Gedankenwellen zum Hund
Tatsächlich zog Krall nach München, wo er ein Institut für Tierseelenkunde und Parapsychologische Forschungen gründete und mit dem sogenannten Okkult-Professor Albert von Schrenck-Notzing zusammenarbeitete. Es ging Krall dabei um das Auffangen von Gedankenwellen zwischen ihm und einem Hund.
Im „Klub“ des „Hypnosearztes“ Schrenck-Notzing verkehrte auch Thomas Mann, wo er den Magenspezialisten Dr. Loeb am Kamin über Hundekrankheiten befragte. Er hatte selbst Hunde und schrieb während des Ersten Weltkriegs ein Hundebuch: „Herr und Hund. Ein Idyll“, das dem Hundeexperten Konrad Lorenz als „die schönste Schilderung der Hundeseele“ galt.
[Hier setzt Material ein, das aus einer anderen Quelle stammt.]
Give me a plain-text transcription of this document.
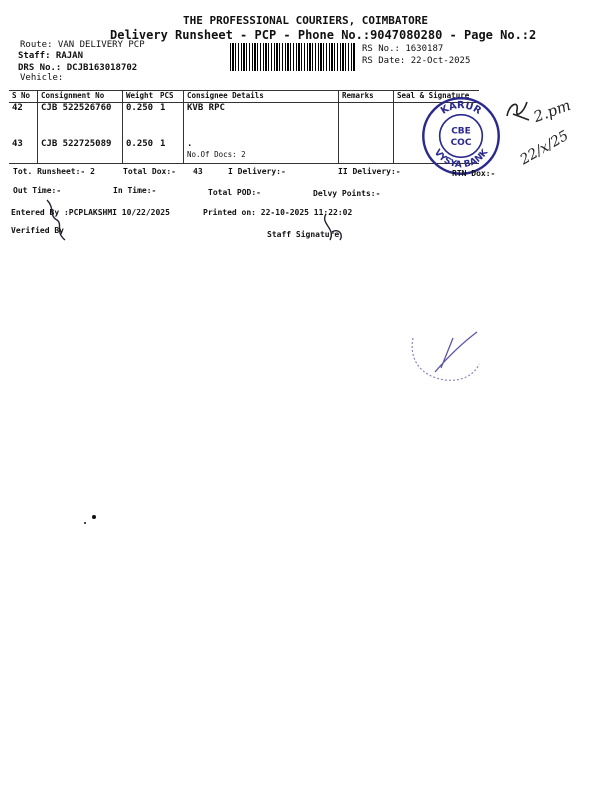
THE PROFESSIONAL COURIERS, COIMBATORE
Delivery Runsheet - PCP - Phone No.:9047080280 - Page No.:2
Route: VAN DELIVERY PCP
Staff: RAJAN
DRS No.: DCJB163018702
Vehicle:
RS No.: 1630187
RS Date: 22-Oct-2025
S No	Consignment No	Weight	PCS	Consignee Details	Remarks	Seal & Signature
42	CJB 522526760	0.250	1	KVB RPC		
43	CJB 522725089	0.250	1	.
No.Of Docs: 2		

KARUR
VYSYA BANK
CBE
COC
2.pm
22/x/25
Tot. Runsheet:- 2	Total Dox:- 43	I Delivery:-	II Delivery:-	RTN Dox:-
Out Time:-	In Time:-	Total POD:-	Delvy Points:-
Entered By :PCPLAKSHMI 10/22/2025	Printed on: 22-10-2025 11:22:02
Verified By	Staff Signature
Für die „Elberfelder Pferdeschulung“ hatten sich zuvor bereits andere Künstler wie Kafka, Rilke und Maeterlinck interessiert, sie vertraten dabei eine „mediumistische“ Auffassung. Thomas Manns Hund, Bauschan, holte seinen Herrn stets von der Straßenbahnhaltestelle ab, wobei er seltsamerweise zu wissen schien, wann dieser aus der „Welt“ (München) zurückkehren würde.
Der „Kluge-Hans-Fehler“
Den Herrn freute das jedes Mal so, dass ihm darüber seine „Weltlaune verrauchte“. Seine jüngste Tochter, die Seerechtsdiplomatin Elisabeth Mann-Borgese, die bis zu ihrem Tod im Jahr 2002 in einem abgelegenen Haus in Kanada lebte, lehrte ihren Hunden dort das Schreiben auf einer Schreibmaschine und das Klavierspielen: „Sie freuen sich darauf“, erklärte sie in ihrem Buch, „Das Abc der Tiere“, von 1967.
In der Wissenschaft hat der „Kluge-Hans-Fehler“ bis heute negative Folgen: „Man hat daraus lediglich eine Konsequenz gezogen, nämlich die, in wissenschaftlich anerkannten Experimenten den Einfluss des Menschen mit allen Mitteln auszuschalten“, kritisiert der Zürcher Tierpsychologe und Zoodirektor Heini Hediger. Die „positive Folgerung“, die man aus dem „Kluge-Hans-Fehler“ hätte ziehen sollen, „wäre die genaue Analyse jener störend wirkenden persönlichen Zeichen und die Abklärung ihrer Wirkung gewesen. Die experimentelle, d. h. die ans Laboratorium und dessen übliche Versuchstiere gebundene Tierpsychologie seziert und analysiert immerfort nur die eine Hälfte der tierlichen Psyche, während sie die andere ebenso wichtige Hälfte, die Gefühlssphäre, nicht nur unterdrückt, sondern sie sehr oft vollkommen übergeht.“ Dabei gebe es bei Säugetieren eine hoch entwickelte Fähigkeit, „menschliche Ausdrucksweisen aufs Feinste zu interpretieren. Das Tier, besonders das Haustier, ist oft der bessere Beobachter und der präzisere Ausdrucksinterpret als der Mensch.“
Was wechselwirkt da?
Nach dem Zweiten Weltkrieg interessierten sich einige aus der Lenkwaffenforschung in den Frieden entlassene Kybernetiker bei ihrer Beschäftigung mit einer „mathematischen Theorie der Kommunikation“ für das „Kluge-Hans-Phänomen“, wie es fortan genannt wurde. „Das Wort Kommunikation wird von uns im weitesten Sinne verwendet, um alle Möglichkeiten zu erfassen, mit denen jemand das Bewusstsein eines anderen beeinflusst“, erklärte im Jahr 1949 der US-Mathematiker Warren Weaver in seiner „mathematischen Theorie“, in der er das Problem behandelte, wie man erkennen könne, dass keine „Kommunikation“ stattfinde. In diesem Zusammenhang brachte er die „Pferde von Elberfeld“ ins Spiel. Weaver erwähnte, Karl Krall habe auf den Vorhalt, seine Tiere würden „lediglich auf die Kopfbewegungen ihres Dompteurs reagieren“, die Pferde selbst gefragt, ob sie solche kleinen Bewegungen überhaupt erkennen könnten, worauf sie nachdrücklich mit „Nein“ geantwortet hätten.
Der Grazer Medienwissenschaftler Daniel Gethmann nahm diese Anekdote im Jahr 2012 zum Ausgangspunkt eines kommunikationstheoretischen Aufsatzes. Für ihn hatte sich bereits in dem Pfungst-Gutachten von 1907 die „kommunikative Perspektive“ umgekehrt: „Es war nicht länger Hans, der in einer ,Hufsprache' spricht, sondern von Osten, dessen Körpersprache die entscheidenden Signale gab … Die Theorie der Übertragung kommunikativer Zeichen war damit um das ,Kluge-Hans-Phänomen‘ reicher.“ Aber ärmer um die Frage: Was wechselwirkt da?